A internet como vilã: crimes de ódio e cyberbullying na rede

Enviada em 06/05/2023

A série estadunidense “13 Reasons Why” retrata a vida de Hannah Baker, uma garota que se suicidou e mandou fitas que contam as 13 razões que levaram à sua morte, uma delas sendo uma foto íntima tirada e compartilhada sem seu consentimento. Apesar da trama se passar nos Estados Unidos, essa realidade também está presente na sociedade brasileira. Nesse sentido, pode-se destacar o aumento exponencial no número de crimes cibernéticos e o pensamento que as redes sociais são lugares amorais como fatores de grande influência na imagem da internet como vilã.

Diante desse cenário, percebe-se o aumento no número de crimes de ódio cometidos no meio virtual. Dessa forma, de acordo com dados da Central Nacional de Denúncias de Crimes Cibernéticos, de 2019 para 2020, o número de denúncias anônimas de crimes realizados pela internet foi de 75 mil para 156 mil.
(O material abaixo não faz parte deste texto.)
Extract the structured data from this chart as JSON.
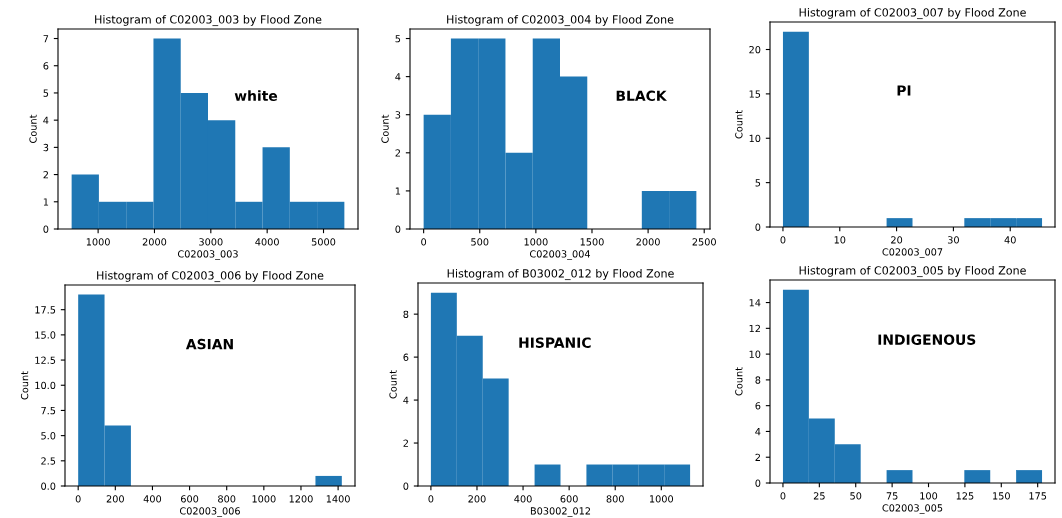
{
  "chart_data": [
    {
      "type": "histogram",
      "title": "Histogram of C02003_003 by Flood Zone",
      "xlabel": "C02003_003",
      "ylabel": "Count",
      "color": "#1f77b4",
      "annotations": [
        "white"
      ],
      "bins": [
        530,
        1014,
        1498,
        1982,
        2466,
        2950,
        3434,
        3918,
        4402,
        4886,
        5370
      ],
      "values": [
        2,
        1,
        1,
        7,
        5,
        4,
        1,
        3,
        1,
        1
      ],
      "xlim": [
        288,
        5612
      ],
      "ylim": [
        0,
        7.35
      ],
      "xticks": [
        1000,
        2000,
        3000,
        4000,
        5000
      ],
      "yticks": [
        0,
        1,
        2,
        3,
        4,
        5,
        6,
        7
      ],
      "grid": false
    },
    {
      "type": "histogram",
      "title": "Histogram of C02003_004 by Flood Zone",
      "xlabel": "C02003_004",
      "ylabel": "Count",
      "color": "#1f77b4",
      "annotations": [
        "BLACK"
      ],
      "bins": [
        0,
        243,
        486,
        729,
        972,
        1215,
        1458,
        1701,
        1944,
        2187,
        2430
      ],
      "values": [
        3,
        5,
        5,
        2,
        5,
        4,
        0,
        0,
        1,
        1
      ],
      "xlim": [
        -121.5,
        2551.5
      ],
      "ylim": [
        0,
        5.25
      ],
      "xticks": [
        0,
        500,
        1000,
        1500,
        2000,
        2500
      ],
      "yticks": [
        0,
        1,
        2,
        3,
        4,
        5
      ],
      "grid": false
    },
    {
      "type": "histogram",
      "title": "Histogram of C02003_007 by Flood Zone",
      "xlabel": "C02003_007",
      "ylabel": "Count",
      "color": "#1f77b4",
      "annotations": [
        "PI"
      ],
      "bins": [
        0,
        4.56,
        9.12,
        13.68,
        18.24,
        22.8,
        27.36,
        31.92,
        36.48,
        41.04,
        45.6
      ],
      "values": [
        22,
        0,
        0,
        0,
        1,
        0,
        0,
        1,
        1,
        1
      ],
      "xlim": [
        -2.28,
        47.88
      ],
      "ylim": [
        0,
        23.1
      ],
      "xticks": [
        0,
        10,
        20,
        30,
        40
      ],
      "yticks": [
        0,
        5,
        10,
        15,
        20
      ],
      "grid": false
    },
    {
      "type": "histogram",
      "title": "Histogram of C02003_006 by Flood Zone",
      "xlabel": "C02003_006",
      "ylabel": "Count",
      "color": "#1f77b4",
      "annotations": [
        "ASIAN"
      ],
      "bins": [
        0,
        142,
        284,
        426,
        568,
        710,
        852,
        994,
        1136,
        1278,
        1420
      ],
      "values": [
        19,
        6,
        0,
        0,
        0,
        0,
        0,
        0,
        0,
        1
      ],
      "xlim": [
        -71,
        1491
      ],
      "ylim": [
        0,
        19.95
      ],
      "xticks": [
        0,
        200,
        400,
        600,
        800,
        1000,
        1200,
        1400
      ],
      "yticks": [
        {
          "value": 0,
          "label": "0.0"
        },
        {
          "value": 2.5,
          "label": "2.5"
        },
        {
          "value": 5,
          "label": "5.0"
        },
        {
          "value": 7.5,
          "label": "7.5"
        },
        {
          "value": 10,
          "label": "10.0"
        },
        {
          "value": 12.5,
          "label": "12.5"
        },
        {
          "value": 15,
          "label": "15.0"
        },
        {
          "value": 17.5,
          "label": "17.5"
        }
      ],
      "grid": false
    },
    {
      "type": "histogram",
      "title": "Histogram of B03002_012 by Flood Zone",
      "xlabel": "B03002_012",
      "ylabel": "Count",
      "color": "#1f77b4",
      "annotations": [
        "HISPANIC"
      ],
      "bins": [
        0,
        112.5,
        225,
        337.5,
        450,
        562.5,
        675,
        787.5,
        900,
        1012.5,
        1125
      ],
      "values": [
        9,
        7,
        5,
        0,
        1,
        0,
        1,
        1,
        1,
        1
      ],
      "xlim": [
        -56,
        1181
      ],
      "ylim": [
        0,
        9.45
      ],
      "xticks": [
        0,
        200,
        400,
        600,
        800,
        1000
      ],
      "yticks": [
        0,
        2,
        4,
        6,
        8
      ],
      "grid": false
    },
    {
      "type": "histogram",
      "title": "Histogram of C02003_005 by Flood Zone",
      "xlabel": "C02003_005",
      "ylabel": "Count",
      "color": "#1f77b4",
      "annotations": [
        "INDIGENOUS"
      ],
      "bins": [
        0,
        17.8,
        35.6,
        53.4,
        71.2,
        89,
        106.8,
        124.6,
        142.4,
        160.2,
        178
      ],
      "values": [
        15,
        5,
        3,
        0,
        1,
        0,
        0,
        1,
        0,
        1
      ],
      "xlim": [
        -8.9,
        186.9
      ],
      "ylim": [
        0,
        15.75
      ],
      "xticks": [
        0,
        25,
        50,
        75,
        100,
        125,
        150,
        175
      ],
      "yticks": [
        0,
        2,
        4,
        6,
        8,
        10,
        12,
        14
      ],
      "grid": false
    }
  ]
}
Sendo assim, nos últimos anos, com o uso cada vez maior das redes sociais pelos brasileiros, os crimes cibernéticos estiveram mais presentes na vida dos cidadãos, que podem causar prejuízos graves nas vítimas que vão desde problemas psicológicos até um possível suicídio.

Ademais, é notório o pensamento que a internet é uma terra sem leis. Nessa perspectiva, segundo a líder do Grupo de Estudos e Pesquisas em Educação Moral da Unicamp, Luciene Tognetta “A internet é um espelho da sociedade”. Desse modo, Tognetta deixa explícito que tudo que acontece na sociedade se reflete também nas redes sociais, inclusive os crimes de ódio. Também é importante evidenciar que no meio virtual, assim como acontece no meio físico, os crimes possuem consequências, que podem ser multas ou até a prisão.

Portanto, fica evidente a necessidade de medidas que venham conter o uso da internet como meio de cometer crimes de ódio e “cyberbullying”. Para isso, cabe ao Minstério da Justiça e Segurança Pública, incentivar a população a denunciar os crimes cometidos no meio virtual, através de campanhas de conscientização principalmente nas redes sociais, a fim de tirar da impunidade os casos que já aconteceram e evitar que outros aconteçam. Assim, fazendo com que casos como o de Hannah não voltem a ocorrer.